Unit B2.2 Evaluation of the Progress of Protein Hydrolysis (M.A. Navarrete del Toro and F.L. García-Carreño). The degree of protein hydrolysis is defined as the percentage of hydrolyzed peptide bonds. The techniques described in this unit measure the degree of hydrolysis by determining the number of free amino or free carboxyl groups released. The ninhydrin reaction, TNBS reaction, fluorescamine reaction, and formol titration all evaluate the release of free amino groups over time. These methods include both spectrophotometric and potentiometric techniques. The pH-stat method is also presented as a kinetic technique that is useful for assaying protein-catalyzed hydrolysis on an industrial scale.

Unit D1.5 Analysis of Tocopherols and Tocotrienols (Z. Xu, Louisiana State University). HPLC methods with a fluorescence or UV detector have been developed to quantify tocopherols and tocotrienols. These methods provide high sensitivity and specificity and simple sample preparation compared to conventional colorimetric or polarimetric and GC methods. Methods for normal-phase and reversed-phase HPLC are compared. Sample preparation methods, which generally include saponification, heating, and liquid/liquid extraction, are also presented.

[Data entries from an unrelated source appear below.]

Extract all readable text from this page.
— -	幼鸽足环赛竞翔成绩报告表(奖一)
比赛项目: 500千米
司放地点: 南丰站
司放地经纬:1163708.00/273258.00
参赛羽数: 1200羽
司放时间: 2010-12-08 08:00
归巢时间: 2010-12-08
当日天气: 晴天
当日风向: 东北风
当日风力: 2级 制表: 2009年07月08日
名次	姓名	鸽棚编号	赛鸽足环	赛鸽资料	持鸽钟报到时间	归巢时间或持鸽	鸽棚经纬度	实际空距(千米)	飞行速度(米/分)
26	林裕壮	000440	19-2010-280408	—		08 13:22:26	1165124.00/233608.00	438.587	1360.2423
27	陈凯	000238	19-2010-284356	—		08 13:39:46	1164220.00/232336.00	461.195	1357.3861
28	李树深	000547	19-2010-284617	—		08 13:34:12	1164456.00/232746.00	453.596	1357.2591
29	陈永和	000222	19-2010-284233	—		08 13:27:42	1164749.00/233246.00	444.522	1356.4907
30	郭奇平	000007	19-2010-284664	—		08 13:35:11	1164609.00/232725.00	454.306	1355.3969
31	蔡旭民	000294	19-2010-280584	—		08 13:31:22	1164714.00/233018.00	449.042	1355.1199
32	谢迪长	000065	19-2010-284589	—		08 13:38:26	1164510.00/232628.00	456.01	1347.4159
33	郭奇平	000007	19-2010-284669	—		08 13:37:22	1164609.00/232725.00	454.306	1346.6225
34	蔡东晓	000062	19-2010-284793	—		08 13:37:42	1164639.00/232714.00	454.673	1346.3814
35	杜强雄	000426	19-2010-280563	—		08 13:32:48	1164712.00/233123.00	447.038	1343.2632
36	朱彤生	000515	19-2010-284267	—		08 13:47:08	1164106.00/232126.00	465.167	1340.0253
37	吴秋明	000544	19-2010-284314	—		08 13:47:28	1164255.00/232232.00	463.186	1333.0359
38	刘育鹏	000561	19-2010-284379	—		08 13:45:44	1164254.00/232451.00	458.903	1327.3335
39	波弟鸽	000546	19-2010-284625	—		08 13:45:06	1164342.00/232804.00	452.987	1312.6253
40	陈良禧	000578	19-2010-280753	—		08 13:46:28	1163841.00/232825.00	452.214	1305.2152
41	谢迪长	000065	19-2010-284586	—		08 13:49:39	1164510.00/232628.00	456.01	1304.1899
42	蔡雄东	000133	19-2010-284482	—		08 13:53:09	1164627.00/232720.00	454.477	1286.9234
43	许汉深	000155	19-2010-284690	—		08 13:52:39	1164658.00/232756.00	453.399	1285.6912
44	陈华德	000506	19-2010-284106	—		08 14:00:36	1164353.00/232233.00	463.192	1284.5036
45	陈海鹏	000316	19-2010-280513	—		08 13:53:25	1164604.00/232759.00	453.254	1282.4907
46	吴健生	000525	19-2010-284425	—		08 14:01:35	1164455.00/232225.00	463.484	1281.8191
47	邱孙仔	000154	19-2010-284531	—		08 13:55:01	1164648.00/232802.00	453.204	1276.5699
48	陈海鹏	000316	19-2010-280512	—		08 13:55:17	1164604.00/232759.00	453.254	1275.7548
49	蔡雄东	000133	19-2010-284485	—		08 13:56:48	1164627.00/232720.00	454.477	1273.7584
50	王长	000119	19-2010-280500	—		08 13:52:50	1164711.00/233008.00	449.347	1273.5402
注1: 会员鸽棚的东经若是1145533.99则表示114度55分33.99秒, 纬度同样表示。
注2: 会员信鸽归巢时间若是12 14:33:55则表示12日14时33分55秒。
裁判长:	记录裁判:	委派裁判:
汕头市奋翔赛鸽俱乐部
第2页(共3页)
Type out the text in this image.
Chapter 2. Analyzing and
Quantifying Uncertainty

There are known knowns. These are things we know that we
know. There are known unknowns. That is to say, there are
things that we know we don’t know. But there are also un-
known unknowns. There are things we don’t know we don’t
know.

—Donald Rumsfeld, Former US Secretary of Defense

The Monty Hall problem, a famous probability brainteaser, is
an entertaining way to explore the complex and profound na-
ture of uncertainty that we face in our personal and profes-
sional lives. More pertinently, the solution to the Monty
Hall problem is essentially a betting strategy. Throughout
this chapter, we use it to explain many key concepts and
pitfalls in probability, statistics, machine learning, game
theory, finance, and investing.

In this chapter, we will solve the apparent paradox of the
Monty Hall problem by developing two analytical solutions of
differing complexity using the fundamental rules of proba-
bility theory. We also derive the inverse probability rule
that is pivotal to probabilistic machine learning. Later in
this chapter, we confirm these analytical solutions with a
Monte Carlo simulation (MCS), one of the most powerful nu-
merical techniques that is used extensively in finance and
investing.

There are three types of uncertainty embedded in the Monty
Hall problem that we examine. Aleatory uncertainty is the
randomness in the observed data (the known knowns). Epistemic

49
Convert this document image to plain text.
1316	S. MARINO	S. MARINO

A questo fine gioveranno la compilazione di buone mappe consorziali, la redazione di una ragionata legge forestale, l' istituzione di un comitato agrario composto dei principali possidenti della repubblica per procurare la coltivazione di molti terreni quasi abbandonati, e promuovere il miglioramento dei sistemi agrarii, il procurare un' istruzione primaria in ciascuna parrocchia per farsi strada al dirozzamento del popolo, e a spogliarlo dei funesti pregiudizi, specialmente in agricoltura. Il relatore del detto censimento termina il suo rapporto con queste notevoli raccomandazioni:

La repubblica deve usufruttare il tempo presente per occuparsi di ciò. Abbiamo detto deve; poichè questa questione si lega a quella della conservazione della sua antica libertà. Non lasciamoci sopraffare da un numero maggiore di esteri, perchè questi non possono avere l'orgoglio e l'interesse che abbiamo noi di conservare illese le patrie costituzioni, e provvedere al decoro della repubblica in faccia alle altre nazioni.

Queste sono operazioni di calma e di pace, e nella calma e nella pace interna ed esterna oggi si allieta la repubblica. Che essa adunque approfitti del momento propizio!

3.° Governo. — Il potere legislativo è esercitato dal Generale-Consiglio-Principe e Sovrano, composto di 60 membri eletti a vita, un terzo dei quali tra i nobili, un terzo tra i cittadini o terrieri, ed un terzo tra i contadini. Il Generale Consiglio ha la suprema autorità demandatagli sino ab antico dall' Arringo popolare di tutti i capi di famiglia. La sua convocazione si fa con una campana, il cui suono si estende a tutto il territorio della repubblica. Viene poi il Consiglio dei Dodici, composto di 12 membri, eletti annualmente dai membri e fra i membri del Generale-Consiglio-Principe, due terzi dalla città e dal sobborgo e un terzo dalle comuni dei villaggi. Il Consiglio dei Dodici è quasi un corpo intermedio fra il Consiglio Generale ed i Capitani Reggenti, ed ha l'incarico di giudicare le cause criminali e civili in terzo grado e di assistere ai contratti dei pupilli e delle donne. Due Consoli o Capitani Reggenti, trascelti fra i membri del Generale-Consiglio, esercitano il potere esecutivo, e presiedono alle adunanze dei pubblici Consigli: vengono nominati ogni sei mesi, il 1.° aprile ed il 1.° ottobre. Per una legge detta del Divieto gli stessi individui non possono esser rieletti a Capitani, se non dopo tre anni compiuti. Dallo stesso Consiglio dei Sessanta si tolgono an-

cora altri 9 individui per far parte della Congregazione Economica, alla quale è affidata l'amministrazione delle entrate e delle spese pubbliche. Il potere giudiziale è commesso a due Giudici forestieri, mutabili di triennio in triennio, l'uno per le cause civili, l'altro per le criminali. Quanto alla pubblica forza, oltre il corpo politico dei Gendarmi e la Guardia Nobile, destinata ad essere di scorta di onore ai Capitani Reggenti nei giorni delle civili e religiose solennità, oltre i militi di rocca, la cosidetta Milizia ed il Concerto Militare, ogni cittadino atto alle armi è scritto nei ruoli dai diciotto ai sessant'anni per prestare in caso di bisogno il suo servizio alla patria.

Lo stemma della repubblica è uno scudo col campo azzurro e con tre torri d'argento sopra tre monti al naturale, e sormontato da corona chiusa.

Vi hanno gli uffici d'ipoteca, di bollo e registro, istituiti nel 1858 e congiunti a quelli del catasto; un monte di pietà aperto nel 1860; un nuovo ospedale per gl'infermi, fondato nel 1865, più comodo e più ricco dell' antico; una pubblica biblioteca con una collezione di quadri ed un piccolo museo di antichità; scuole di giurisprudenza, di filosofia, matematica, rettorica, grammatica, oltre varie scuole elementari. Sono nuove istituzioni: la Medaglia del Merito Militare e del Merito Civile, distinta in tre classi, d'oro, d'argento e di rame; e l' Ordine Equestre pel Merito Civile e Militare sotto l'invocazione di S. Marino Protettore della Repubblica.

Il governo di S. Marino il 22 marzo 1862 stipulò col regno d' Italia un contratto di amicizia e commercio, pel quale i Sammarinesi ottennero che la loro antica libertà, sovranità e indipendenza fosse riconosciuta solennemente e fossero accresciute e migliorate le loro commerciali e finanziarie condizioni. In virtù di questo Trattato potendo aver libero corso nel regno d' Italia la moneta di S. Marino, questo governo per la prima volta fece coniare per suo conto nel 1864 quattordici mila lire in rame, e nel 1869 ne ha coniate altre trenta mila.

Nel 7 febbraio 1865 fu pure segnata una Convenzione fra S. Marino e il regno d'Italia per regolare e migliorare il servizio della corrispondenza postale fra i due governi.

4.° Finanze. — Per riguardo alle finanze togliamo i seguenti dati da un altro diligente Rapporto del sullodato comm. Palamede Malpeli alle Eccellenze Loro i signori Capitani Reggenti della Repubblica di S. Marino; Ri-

Unit G1.5 Analysis of Citrus Oils (T.S. Gentry, Cornell University). Most citrus flavors are associated with odor compounds found in essence oils. There are several classes of flavor compounds including terpenes, aldehydes, esters, and alcohols. The quality of these oils determines their functionality and market value. This unit presents a number of methods for qualitative and quantitative evaluation of citrus oils, including gas chromatography, pycnometry, refractive index determination, and polarimetry. Additionally, methods are presented for quantifying the amount of oil present in whole fruit, wet peel, press cake, dry peel, pellets, press liquor, and molasses. Finally, methods are given for determination of total aldehydes and volatile esters in citrus oils.